Chagas’ disease is caused by the protozoan parasite Trypanosoma cruzi and is characterised by severe immuno suppression. It has been found that in presence of T. cruzi, T cells show a dramatic reduction in the expression of a subunit of IL-2 receptors, resulting in their inactivation of T cells with many antigens. These, in turn, lead to immunosuppression in patients with Chagas’ disease.


7. Therapeutic Uses of Cytokines and their Receptors:

From the above discussion it appeared that most cytokines are powerful mediators of innate and adaptive immunities. Now a days, a number of cytokines and soluble cytokine receptors have been purified and cloned. Many of such cytokines notably, Interferons and colony-stimulating factors, such as GM-CSF have proven to be therapeutically very useful.

Interferons:

Different types of interferons have antiviral activity and various other effects including the capacity to induce cell differentiation, to inhibit proliferation by some cell types, to inhibit angiogenesis and to function in various immunoregulatory roles.

Some examples include:

(i) INF-α (trade name Roferon and Intron- A) has been used for the treatment of hepatitis C, hepatitis B and many types of cancer. Chronic myelogenous leukemia, Kaposi’s sarcoma, non-Hodgkins lymphoma, cutaneous T-cell lymphoma and multiple myeloma etc. respond well to treatment with IFN-α.

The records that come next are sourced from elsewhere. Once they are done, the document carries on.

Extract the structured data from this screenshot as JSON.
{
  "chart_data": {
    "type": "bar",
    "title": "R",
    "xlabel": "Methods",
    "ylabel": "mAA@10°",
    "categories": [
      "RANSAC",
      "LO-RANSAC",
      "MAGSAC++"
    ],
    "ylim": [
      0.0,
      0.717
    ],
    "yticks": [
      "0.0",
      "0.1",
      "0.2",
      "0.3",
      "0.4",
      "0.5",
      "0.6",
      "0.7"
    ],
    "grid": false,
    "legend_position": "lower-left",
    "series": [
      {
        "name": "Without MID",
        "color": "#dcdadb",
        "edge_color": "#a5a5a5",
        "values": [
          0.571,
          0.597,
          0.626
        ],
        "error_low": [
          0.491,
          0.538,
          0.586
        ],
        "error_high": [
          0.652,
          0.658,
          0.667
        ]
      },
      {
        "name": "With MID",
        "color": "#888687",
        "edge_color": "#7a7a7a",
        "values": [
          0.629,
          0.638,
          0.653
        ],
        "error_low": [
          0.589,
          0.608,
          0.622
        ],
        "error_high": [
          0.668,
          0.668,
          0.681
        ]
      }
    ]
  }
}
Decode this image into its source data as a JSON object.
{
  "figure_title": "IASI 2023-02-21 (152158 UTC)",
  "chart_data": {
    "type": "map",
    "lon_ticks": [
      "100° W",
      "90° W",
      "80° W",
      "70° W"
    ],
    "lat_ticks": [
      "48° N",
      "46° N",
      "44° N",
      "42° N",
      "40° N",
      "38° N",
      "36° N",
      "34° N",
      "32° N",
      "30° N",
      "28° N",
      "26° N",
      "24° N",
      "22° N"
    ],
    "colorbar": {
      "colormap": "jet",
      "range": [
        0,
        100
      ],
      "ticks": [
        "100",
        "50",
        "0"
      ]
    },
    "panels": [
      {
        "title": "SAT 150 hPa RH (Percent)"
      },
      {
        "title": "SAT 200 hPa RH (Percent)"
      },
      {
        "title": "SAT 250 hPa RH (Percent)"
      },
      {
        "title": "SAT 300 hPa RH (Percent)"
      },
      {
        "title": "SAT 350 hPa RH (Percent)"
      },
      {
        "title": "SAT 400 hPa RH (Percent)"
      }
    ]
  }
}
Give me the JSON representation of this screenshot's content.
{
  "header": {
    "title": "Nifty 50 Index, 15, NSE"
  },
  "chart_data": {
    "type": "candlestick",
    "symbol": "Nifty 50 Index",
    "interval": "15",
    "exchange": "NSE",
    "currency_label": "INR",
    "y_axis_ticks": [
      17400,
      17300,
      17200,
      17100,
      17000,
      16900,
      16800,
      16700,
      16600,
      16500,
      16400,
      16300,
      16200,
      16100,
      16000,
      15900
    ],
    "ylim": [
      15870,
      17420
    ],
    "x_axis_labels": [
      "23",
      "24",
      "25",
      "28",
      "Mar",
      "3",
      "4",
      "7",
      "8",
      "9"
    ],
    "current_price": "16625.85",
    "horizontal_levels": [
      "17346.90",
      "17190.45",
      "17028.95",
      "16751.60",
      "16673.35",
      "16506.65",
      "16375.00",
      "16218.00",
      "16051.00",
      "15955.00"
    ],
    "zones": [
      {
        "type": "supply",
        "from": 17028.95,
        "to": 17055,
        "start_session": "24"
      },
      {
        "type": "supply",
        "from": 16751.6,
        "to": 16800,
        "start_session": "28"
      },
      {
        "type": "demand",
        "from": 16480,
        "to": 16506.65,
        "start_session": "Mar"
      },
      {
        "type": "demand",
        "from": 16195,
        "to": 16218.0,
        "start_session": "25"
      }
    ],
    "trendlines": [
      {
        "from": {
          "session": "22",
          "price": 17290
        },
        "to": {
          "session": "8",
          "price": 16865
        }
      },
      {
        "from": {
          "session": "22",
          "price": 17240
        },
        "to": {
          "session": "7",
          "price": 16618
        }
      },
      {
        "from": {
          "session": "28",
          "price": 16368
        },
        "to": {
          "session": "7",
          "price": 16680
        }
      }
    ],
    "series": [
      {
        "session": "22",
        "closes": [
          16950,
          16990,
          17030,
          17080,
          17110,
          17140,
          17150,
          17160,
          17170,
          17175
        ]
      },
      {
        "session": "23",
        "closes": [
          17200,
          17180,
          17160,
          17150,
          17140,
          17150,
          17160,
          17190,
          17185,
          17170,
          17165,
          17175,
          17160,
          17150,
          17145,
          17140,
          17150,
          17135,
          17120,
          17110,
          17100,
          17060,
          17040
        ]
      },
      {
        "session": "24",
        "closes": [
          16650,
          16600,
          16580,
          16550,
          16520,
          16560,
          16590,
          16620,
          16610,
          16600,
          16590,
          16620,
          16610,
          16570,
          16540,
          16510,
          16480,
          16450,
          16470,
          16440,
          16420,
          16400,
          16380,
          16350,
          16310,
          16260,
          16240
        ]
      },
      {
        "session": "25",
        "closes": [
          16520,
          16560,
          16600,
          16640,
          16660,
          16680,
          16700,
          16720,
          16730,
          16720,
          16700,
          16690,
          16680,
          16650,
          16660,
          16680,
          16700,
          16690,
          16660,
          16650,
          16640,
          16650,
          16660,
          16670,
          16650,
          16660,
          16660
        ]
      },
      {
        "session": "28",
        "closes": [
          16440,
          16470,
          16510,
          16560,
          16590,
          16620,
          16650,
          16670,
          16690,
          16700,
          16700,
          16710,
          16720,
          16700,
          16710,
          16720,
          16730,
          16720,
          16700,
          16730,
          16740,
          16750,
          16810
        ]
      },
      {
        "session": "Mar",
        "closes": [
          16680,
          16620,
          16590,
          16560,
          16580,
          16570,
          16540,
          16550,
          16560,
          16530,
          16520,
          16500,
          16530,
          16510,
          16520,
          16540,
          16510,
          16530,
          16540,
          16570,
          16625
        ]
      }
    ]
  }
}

(ii) INF-β. In the autoimmune neurologic disease multiple sclerosis (MS), a progressive neurologic dysfunction occurs. Treatment of that patients with IFN-p provides longer period of remission and reduces the severity of relapses.

(iii) IFN-y has found to be effective for the treatment of a rare hereditary disease, chronic granulomatous disease (CGD) where the patients’ phagocytic cells are seriously impaired to kill the ingested microbes. Therapy of CGD patients with IFN-y significantly reduces the incident of infec­tions.

The use of interferons in clinical practice is likely to expand, particularly as more is learned about their effects in combination with other therapeutic agents. Although, a number of factors are likely to raise difficulties in adapting cytokines for safe and effective routine medical use.

These include the need to maintain appropriate dose levels, to formulate effective combination of cytokines with other drugs or cytokines, and in some cases, to control cytokines side effects or toxicity.

However, some cytokine-related therapies that either decrease or increase the immune response still offer promise of reducing graft rejection, treating certain cancers and immunodeficiency diseases, and reducing allergic reactions.